Nous, l’Europe, Banquet des peuples, Laurent Gaudé (par Patrick Devaux)
Nous, l’Europe, Banquet des peuples, mai 2019, 192 pages, 17,80 €
Ecrivain(s): Laurent Gaudé Edition: Actes SudFaire un tour d’Europe comme pour appuyer son existence, ce qu’elle fut en marche et ce qu’elle est.
Voilà le premier ressenti de ce livre de longs poèmes qui eut pu aussi être un essai :
« Vous vous effrayez de voir que d’un coup, l’inquiétude devient l’humeur des peuples ? Pensez à Victor Hugo et à son exil. Pensez à Garibaldi qui a traversé l’Atlantique, s’est battu au Brésil, en Argentine, en Uruguay… Il n’y a pas d’époque paisible ».
L’auteur appelle à poursuivre la belle aventure : « Jeunesse ! Jeunesse ! Il nous faut ton sursaut ».
La progression historique, économique et inventive vient ainsi à la rescousse de Laurent Gaudé à démontrer. Le texte, alors, prend tout son sens dans une série de courtes phrases suscitant l’action : « Succession de trouvailles, d’avancées, de modifications/. De brevets déposés qui viennent améliorer les précédents/ Ou les piller/ Des objets apparaissent/ Qui sont un peu fous/ Un peu encombrants/ Font des sons étranges/…/ Rouages/ Moteurs/ Pistons/…/ Bientôt arriveront les trams/ les voitures/ les métros », l’auteur expliquant avec force d’exemples « parce que le jet de vapeur mène directement à nous/ Nous sommes nés de cela ».
Quelques évènements historiques moins évidents sautent aux yeux de cette Europe en fulgurance : « Quatre mille tonnes de métal/ Belle architecture acérée où vont se presser plus de six millions de visiteurs/ De mai à octobre 1854 ».

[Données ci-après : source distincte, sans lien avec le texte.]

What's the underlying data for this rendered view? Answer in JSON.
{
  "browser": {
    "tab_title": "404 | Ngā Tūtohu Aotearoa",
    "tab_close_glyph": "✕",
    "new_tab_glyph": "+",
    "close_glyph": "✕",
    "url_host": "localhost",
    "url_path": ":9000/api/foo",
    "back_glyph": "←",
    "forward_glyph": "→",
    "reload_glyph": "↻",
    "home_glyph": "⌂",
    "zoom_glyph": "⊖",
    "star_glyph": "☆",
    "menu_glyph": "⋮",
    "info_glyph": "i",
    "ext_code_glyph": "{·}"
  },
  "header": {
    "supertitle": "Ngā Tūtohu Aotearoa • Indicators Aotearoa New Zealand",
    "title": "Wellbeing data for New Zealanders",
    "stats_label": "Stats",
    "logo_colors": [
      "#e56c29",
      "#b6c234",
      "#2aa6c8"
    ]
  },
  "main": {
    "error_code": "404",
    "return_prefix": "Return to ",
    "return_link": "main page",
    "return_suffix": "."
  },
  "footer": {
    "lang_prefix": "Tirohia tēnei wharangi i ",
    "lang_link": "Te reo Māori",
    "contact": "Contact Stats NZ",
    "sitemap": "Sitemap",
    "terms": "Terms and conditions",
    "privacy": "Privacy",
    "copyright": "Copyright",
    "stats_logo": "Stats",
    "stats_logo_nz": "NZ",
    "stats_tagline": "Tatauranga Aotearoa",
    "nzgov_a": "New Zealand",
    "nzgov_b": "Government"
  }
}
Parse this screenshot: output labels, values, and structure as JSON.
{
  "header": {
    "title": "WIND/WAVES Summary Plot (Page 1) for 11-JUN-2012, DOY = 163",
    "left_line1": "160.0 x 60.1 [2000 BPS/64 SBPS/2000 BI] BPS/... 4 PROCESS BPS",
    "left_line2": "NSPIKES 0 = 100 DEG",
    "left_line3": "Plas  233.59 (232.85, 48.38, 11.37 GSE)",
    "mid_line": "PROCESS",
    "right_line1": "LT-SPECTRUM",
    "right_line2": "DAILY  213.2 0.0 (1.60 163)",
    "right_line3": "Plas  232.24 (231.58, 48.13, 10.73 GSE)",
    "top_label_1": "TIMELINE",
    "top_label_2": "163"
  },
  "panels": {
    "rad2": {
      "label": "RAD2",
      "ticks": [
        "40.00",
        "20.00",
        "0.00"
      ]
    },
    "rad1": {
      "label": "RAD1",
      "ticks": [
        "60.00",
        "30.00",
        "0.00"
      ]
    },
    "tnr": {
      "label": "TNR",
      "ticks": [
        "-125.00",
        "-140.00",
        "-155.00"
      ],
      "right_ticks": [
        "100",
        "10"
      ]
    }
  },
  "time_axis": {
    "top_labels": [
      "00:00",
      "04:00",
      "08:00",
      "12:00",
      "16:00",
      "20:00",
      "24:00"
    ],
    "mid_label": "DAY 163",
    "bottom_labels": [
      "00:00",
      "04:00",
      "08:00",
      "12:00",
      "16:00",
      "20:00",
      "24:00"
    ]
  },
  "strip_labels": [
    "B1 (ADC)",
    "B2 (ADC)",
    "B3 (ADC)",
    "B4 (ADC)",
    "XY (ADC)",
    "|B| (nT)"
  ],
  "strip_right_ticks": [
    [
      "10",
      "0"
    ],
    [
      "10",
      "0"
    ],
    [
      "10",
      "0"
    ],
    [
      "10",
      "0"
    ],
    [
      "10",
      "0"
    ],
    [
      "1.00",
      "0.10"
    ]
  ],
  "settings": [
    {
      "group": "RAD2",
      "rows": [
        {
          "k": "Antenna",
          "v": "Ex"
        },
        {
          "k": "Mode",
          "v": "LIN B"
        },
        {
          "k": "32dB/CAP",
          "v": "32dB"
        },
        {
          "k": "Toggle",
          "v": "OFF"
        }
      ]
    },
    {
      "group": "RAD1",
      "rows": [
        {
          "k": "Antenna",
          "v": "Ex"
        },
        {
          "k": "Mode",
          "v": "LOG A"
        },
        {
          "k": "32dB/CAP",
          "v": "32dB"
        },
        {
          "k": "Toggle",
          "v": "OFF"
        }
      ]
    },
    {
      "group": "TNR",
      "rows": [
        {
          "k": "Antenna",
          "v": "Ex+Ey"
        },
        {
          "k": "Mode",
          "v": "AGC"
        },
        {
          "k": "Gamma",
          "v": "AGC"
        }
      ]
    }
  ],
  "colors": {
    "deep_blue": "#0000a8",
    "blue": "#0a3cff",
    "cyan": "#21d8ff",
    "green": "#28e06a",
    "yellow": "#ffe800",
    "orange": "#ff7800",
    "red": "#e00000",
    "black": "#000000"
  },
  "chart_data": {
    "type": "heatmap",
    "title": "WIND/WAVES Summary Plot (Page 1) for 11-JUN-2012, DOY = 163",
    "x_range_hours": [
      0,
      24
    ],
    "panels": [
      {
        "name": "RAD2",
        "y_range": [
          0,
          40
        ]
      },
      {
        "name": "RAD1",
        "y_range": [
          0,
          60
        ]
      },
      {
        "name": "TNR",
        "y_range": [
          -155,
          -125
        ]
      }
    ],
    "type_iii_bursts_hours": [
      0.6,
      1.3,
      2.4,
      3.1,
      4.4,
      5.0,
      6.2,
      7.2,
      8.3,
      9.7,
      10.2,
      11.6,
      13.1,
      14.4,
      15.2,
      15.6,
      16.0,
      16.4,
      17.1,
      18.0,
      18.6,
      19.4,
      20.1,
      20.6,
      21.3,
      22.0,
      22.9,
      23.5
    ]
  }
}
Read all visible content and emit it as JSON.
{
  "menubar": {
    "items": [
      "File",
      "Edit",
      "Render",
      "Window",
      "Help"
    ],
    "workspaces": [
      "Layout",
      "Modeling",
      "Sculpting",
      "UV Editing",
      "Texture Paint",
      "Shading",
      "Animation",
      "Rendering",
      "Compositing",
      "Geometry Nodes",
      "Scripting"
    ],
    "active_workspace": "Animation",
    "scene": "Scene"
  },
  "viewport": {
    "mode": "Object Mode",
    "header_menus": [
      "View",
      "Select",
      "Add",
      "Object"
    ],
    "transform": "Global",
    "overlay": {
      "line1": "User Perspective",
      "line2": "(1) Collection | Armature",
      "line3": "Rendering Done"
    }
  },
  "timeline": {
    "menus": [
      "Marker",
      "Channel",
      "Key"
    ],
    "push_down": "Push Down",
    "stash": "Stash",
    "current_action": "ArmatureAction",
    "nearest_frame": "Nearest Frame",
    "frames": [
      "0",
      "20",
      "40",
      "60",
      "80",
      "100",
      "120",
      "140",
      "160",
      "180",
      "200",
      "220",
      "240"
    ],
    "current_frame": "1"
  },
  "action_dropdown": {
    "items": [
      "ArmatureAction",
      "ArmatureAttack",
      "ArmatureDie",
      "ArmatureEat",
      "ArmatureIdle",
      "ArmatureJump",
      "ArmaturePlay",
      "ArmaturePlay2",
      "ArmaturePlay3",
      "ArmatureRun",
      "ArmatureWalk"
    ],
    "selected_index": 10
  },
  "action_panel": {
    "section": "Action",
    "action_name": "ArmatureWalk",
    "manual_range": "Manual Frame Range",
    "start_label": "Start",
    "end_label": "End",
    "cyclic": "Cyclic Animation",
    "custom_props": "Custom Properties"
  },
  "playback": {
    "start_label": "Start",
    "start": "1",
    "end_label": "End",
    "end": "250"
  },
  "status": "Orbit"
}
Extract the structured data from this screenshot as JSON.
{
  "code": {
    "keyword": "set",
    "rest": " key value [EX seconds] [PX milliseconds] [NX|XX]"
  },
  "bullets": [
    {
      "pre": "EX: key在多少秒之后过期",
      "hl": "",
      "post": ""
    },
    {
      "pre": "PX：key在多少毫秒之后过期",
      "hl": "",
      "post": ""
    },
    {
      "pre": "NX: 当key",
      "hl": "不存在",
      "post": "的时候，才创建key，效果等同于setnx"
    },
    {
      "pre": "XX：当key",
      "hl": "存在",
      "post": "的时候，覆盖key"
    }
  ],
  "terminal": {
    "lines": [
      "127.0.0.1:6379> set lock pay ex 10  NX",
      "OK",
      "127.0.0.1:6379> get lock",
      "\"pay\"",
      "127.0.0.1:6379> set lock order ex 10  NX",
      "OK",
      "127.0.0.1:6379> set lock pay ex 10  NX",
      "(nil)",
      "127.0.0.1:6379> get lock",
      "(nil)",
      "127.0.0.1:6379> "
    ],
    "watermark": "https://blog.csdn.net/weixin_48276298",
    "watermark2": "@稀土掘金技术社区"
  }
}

Un mot suffit à l’auteur pour rebâtir, à sa progression, l’évolution industrielle : « Ce mot. Charbon. Pour dire le changement du monde ».
La sauce a pris et on s’émerveille avec lui ! Et de conclure, essoufflé de sa progression, il constate : « Nous sommes nés de ce temps-là, de génie », l’évolution s’accélérant dans un esprit de compétition. On met le doigt dans la plaie de la période coloniale et l’auteur n’y va pas de main morte : « tant d’hommes en ont asservi tant d’autres/ En ne voyant même pas le mal ».
Le livre se fait calendrier et le temps qui passe énumère ses victimes :
« On fera un peu partout des montagnes de papier scandaleux/ Des montagnes d’auteurs juifs, pacifistes, dépravés, corrompus/ Des montagnes qui brûlent doucement tandis que la foule fait le salut le bras tendu/ Joseph Goebbels est là/ Crachez sur son nom/ Nous avons des héros/ Hélas il y a autre chose/ De plus sombre : / Ce que l’homme peut faire à l’homme ».
Mais la série de malheurs va construire l’idée européenne, enfin :
« Les futurs pères de la construction européenne/ils l’ont vue, cette Europe des routes, des baluchons et des corps maigres/ ».
Ensuite, « un traité pour naissance » nous offre l’idée européenne avec « plus jamais ça » et quelques-uns repensent le discours de Victor Hugo au congrès de la Paix, à Paris, de 1849, lui qui pose les mots « Les Etats-Unis d’Europe ».
L’Europe a besoin, en effet, de « se définir comme un espace politique social-démocrate ».
S’en suivra une « Europe de l’élan » avec mai 68.
Et une Europe qui s’unifie le 9 novembre 1989.
Une conclusion de l’auteur s’active en fin de rappels historiques : « Les citoyens voulaient la paix/ Aujourd’hui, ils l’ont/ Et la démocratie parlementaire les ennuie/ Ils veulent un chef, un homme fort…/ Et pourtant, où mènent les chefs ? Nous le savons…/ Nous devrions – plus que tout autre – nous méfier à la vue des peuples transis devant l’homme providentiel. Mais que peut l’Europe contre la servitude volontaire ? Que peut l’Europe contre nous/ Ou sans nous ? ».
En effet… Qui sommes-nous ? Que voulons-nous devenir ? La question est essentielle et gare à la réponse !
« Grand banquet/C’est cela qu’il nous faut maintenant/De l’ardeur/ …/ Venez. Soyons nombreux ».
Tout est dit. Et dire : « Colère face au mépris du vote des peuples/Qui parfois ont dit non/…/ Je dis Colère face à cette Europe qui n’arrive pas à inventer une hospitalité d’Etat. Les réfugiés meurent en Méditerranée… Encore. Venez. Soyons nombreux/ Et dites l’utopie ! ».